BULUKUMBA, Suaralidik.com – Banyak hal yang ditemukan anggota DPRD Bulukumba saat melakukan reses atau kunjungan kerja ke beberapa titik.

Selain menemukan beberapa kesalahan pengelolaan kampus Akademi Keperawatan (Akper) Bulukumba, Rombongan reses yang dikomandoi ketua DPRD Andi Hamzah Pangki juga menemukan kejanggalan dalam proses pembagunan gedung Instalasi Gawat Darurat (IGD) Rumah Sakit Umum Daerah (RSUD) Sultan Dg Radja.

Ketua DPRD Bulukumba, Andi Hamzah Pangki

Dalam reses pengawasan langsung di RSUD, Selasa (5/12/2017) kemarin, Hamzah Pangki menuturkan setengah anggaran pembangunan IGD sebesar Rp.20 Miliar terancam ditarik. Ia melihat kondisi pengerjaan hingga saat ini masih sekitar 30 persen padahal masa kontrak atau deadline pengerjaan sudah di ambang batas, akan berakhir pada 16 Desember mendatang.

“Ada bantuan dari dana pusat Rp.20 Miliar kemarin, kontraknya pertanggal 16, nah kalau kami lihat disana berpeluang tidak selesai dan anggaran itu akan ditarik kembali,” ungkap Hamzah Pangki.

Meski demikian, pihak kontraktor yang mengerjakan berjanji akan berupaya menyelesaikan segala tahap pembangunan gedung IGD tersebut sebelum batas akhir berakhir.

“Saya tanya kontraktor yang yang ada, katanya sekarang sudah 70 persen tapi saya yakin baru 30 persenya selesai.
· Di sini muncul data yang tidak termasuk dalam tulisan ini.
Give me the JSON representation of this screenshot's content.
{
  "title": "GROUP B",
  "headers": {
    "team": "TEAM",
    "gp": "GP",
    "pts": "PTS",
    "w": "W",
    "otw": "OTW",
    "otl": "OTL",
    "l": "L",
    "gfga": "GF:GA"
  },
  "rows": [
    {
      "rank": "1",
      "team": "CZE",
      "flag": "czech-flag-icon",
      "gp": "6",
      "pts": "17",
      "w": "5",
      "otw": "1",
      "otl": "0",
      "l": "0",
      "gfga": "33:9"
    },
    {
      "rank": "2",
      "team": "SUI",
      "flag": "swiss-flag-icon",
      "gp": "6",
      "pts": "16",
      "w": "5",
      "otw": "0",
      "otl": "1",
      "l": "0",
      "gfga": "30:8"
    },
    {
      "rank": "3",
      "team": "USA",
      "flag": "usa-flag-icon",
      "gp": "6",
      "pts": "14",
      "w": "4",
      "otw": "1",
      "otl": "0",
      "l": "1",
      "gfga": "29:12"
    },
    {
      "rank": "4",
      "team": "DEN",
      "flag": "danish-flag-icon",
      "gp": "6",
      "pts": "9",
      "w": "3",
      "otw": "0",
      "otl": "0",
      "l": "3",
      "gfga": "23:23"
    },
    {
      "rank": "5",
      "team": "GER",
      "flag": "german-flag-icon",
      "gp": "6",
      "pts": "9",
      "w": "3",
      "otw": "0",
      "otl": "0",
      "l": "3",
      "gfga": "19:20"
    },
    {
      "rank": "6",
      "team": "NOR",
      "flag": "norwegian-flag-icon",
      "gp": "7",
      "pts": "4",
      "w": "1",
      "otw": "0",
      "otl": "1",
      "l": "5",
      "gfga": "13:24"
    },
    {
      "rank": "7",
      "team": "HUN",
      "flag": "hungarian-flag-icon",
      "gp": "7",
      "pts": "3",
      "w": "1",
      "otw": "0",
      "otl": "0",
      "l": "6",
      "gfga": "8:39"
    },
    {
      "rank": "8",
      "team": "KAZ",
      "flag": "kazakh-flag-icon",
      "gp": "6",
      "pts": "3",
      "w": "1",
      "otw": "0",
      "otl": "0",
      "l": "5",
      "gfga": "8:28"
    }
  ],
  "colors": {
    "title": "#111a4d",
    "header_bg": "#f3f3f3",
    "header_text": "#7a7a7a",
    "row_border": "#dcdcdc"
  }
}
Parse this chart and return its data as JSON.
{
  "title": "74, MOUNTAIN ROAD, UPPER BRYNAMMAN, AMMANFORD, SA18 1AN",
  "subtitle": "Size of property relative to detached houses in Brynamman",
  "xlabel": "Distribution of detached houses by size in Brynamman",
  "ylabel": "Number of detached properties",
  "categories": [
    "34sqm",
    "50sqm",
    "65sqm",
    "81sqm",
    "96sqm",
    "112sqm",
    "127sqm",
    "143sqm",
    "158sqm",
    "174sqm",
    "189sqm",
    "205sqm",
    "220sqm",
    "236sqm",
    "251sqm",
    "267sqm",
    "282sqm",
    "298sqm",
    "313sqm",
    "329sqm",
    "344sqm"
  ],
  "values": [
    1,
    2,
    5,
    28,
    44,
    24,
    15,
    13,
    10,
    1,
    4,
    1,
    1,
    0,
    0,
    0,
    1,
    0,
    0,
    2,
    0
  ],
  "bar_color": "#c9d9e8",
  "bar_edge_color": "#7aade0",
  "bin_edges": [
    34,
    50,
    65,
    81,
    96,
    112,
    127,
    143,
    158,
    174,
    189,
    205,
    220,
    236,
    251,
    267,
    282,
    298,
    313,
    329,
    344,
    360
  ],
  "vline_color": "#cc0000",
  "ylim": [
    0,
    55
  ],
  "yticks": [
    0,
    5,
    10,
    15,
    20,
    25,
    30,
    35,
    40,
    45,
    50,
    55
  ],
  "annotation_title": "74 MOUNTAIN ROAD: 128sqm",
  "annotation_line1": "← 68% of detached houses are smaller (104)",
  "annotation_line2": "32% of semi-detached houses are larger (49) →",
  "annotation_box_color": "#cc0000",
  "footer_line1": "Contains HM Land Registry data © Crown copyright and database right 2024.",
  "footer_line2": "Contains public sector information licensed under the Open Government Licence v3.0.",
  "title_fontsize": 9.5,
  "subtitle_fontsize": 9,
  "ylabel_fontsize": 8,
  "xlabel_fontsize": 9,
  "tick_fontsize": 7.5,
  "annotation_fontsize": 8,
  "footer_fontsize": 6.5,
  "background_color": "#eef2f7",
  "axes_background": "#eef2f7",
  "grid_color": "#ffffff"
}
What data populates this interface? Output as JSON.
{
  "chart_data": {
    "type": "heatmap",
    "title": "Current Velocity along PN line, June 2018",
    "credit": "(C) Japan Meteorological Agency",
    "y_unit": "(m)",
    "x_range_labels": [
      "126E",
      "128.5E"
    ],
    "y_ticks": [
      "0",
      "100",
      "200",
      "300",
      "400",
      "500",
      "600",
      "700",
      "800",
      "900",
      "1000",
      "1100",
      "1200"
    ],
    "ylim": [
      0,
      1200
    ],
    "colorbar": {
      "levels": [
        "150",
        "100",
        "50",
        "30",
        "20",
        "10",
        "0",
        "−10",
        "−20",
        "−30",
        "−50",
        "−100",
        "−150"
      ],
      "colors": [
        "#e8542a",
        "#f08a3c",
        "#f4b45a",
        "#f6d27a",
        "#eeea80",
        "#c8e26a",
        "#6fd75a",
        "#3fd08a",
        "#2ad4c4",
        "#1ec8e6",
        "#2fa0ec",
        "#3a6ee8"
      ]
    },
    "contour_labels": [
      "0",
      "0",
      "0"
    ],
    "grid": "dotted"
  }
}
Itu tidak akan bisa selesai melihat dari perkembangan pembangunanya,” tandas Hamzah Pangki.

Seperti diketahui, pembangunan Gedung IGD RSUD Bulukumba mulai dikerjakan pada Agustus 2017 lalu dengan besaran anggaran Rp.40 Miliar. Sebelumnya juga, Bupati Bulukumba A.M Sukri Sappewali telah menegaskan, tidak akan melakukan pembayaran ke rekanan atau kontraktor yang mengerjakan proyek jika tidak selesai tepat waktu.

“Jangan harap kami bayarkan jika pelaksanaan pekerjaan tidak selesai,” tegas Bupati Andi Sukri saat peletakan batu pertama pembangunan IGD RSUD Agustus lalu.